A standard way to support this historic way of parametrizing is to give those positional parameters "speaking" long names, as in

   -m / --mode      : what to do with the files
   -C / --classpath : where the libraries are searched for 
   -0 / --inputfile
   -1 / --outputfile
   -2 / --logfile 

^ToC 2.3 Input Data Format

All option specifications must be contained in one single XML document.

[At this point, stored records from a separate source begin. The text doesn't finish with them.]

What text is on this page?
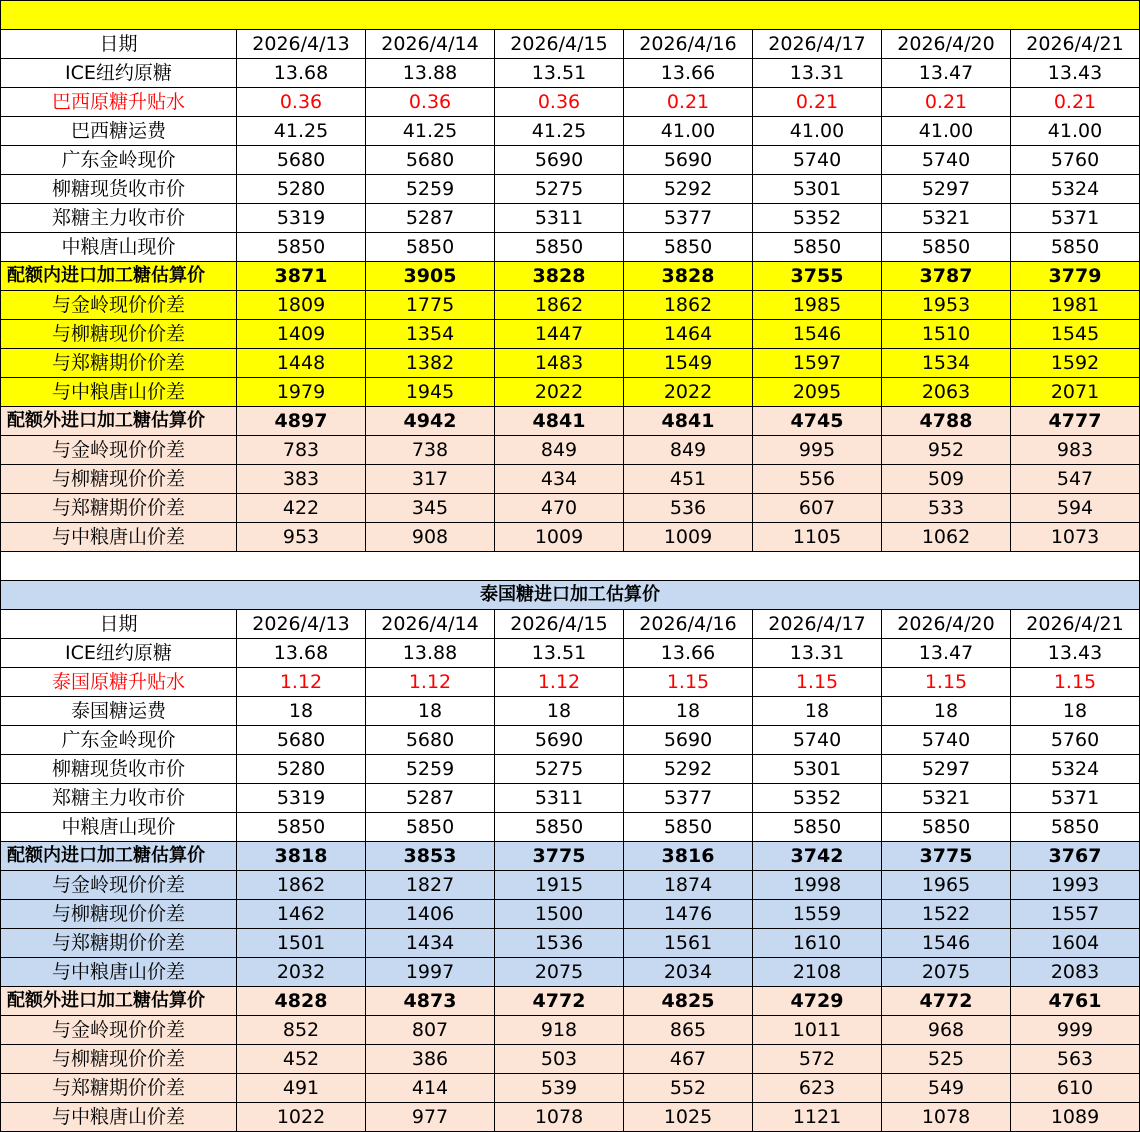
日期	2026/4/13	2026/4/14	2026/4/15	2026/4/16	2026/4/17	2026/4/20	2026/4/21
ICE纽约原糖	13.68	13.88	13.51	13.66	13.31	13.47	13.43
巴西原糖升贴水	0.36	0.36	0.36	0.21	0.21	0.21	0.21
巴西糖运费	41.25	41.25	41.25	41.00	41.00	41.00	41.00
广东金岭现价	5680	5680	5690	5690	5740	5740	5760
柳糖现货收市价	5280	5259	5275	5292	5301	5297	5324
郑糖主力收市价	5319	5287	5311	5377	5352	5321	5371
中粮唐山现价	5850	5850	5850	5850	5850	5850	5850
配额内进口加工糖估算价	3871	3905	3828	3828	3755	3787	3779
与金岭现价价差	1809	1775	1862	1862	1985	1953	1981
与柳糖现价价差	1409	1354	1447	1464	1546	1510	1545
与郑糖期价价差	1448	1382	1483	1549	1597	1534	1592
与中粮唐山价差	1979	1945	2022	2022	2095	2063	2071
配额外进口加工糖估算价	4897	4942	4841	4841	4745	4788	4777
与金岭现价价差	783	738	849	849	995	952	983
与柳糖现价价差	383	317	434	451	556	509	547
与郑糖期价价差	422	345	470	536	607	533	594
与中粮唐山价差	953	908	1009	1009	1105	1062	1073

泰国糖进口加工估算价							
日期	2026/4/13	2026/4/14	2026/4/15	2026/4/16	2026/4/17	2026/4/20	2026/4/21
ICE纽约原糖	13.68	13.88	13.51	13.66	13.31	13.47	13.43
泰国原糖升贴水	1.12	1.12	1.12	1.15	1.15	1.15	1.15
泰国糖运费	18	18	18	18	18	18	18
广东金岭现价	5680	5680	5690	5690	5740	5740	5760
柳糖现货收市价	5280	5259	5275	5292	5301	5297	5324
郑糖主力收市价	5319	5287	5311	5377	5352	5321	5371
中粮唐山现价	5850	5850	5850	5850	5850	5850	5850
配额内进口加工糖估算价	3818	3853	3775	3816	3742	3775	3767
与金岭现价价差	1862	1827	1915	1874	1998	1965	1993
与柳糖现价价差	1462	1406	1500	1476	1559	1522	1557
与郑糖期价价差	1501	1434	1536	1561	1610	1546	1604
与中粮唐山价差	2032	1997	2075	2034	2108	2075	2083
配额外进口加工糖估算价	4828	4873	4772	4825	4729	4772	4761
与金岭现价价差	852	807	918	865	1011	968	999
与柳糖现价价差	452	386	503	467	572	525	563
与郑糖期价价差	491	414	539	552	623	549	610
与中粮唐山价差	1022	977	1078	1025	1121	1078	1089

This must be declared as

<!DOCTYPE optionlist PUBLIC "+//IDN bandm.eu//DTD option//EN"  "">

The syntax of the input is defined by the dtd, see here a navigatable pretty-print.

The toplevel definition is

<!ELEMENT optionlist (enumeration|option|comment)+ >

^ToC 2.3.1 Multilingual Text for Documentation

A text element type is employed ubiquituously for multi-lingual documentation:

<!ELEMENT text (#PCDATA)>
<!ATTLIST text  lang  NMTOKEN #REQUIRED>

The lang attribute should be used following the same rules as common practice with xml:lang, i.e. following RFC 4646 / RFC 4647 / "[IETF BCP 47], Tags for the Identification of Languages".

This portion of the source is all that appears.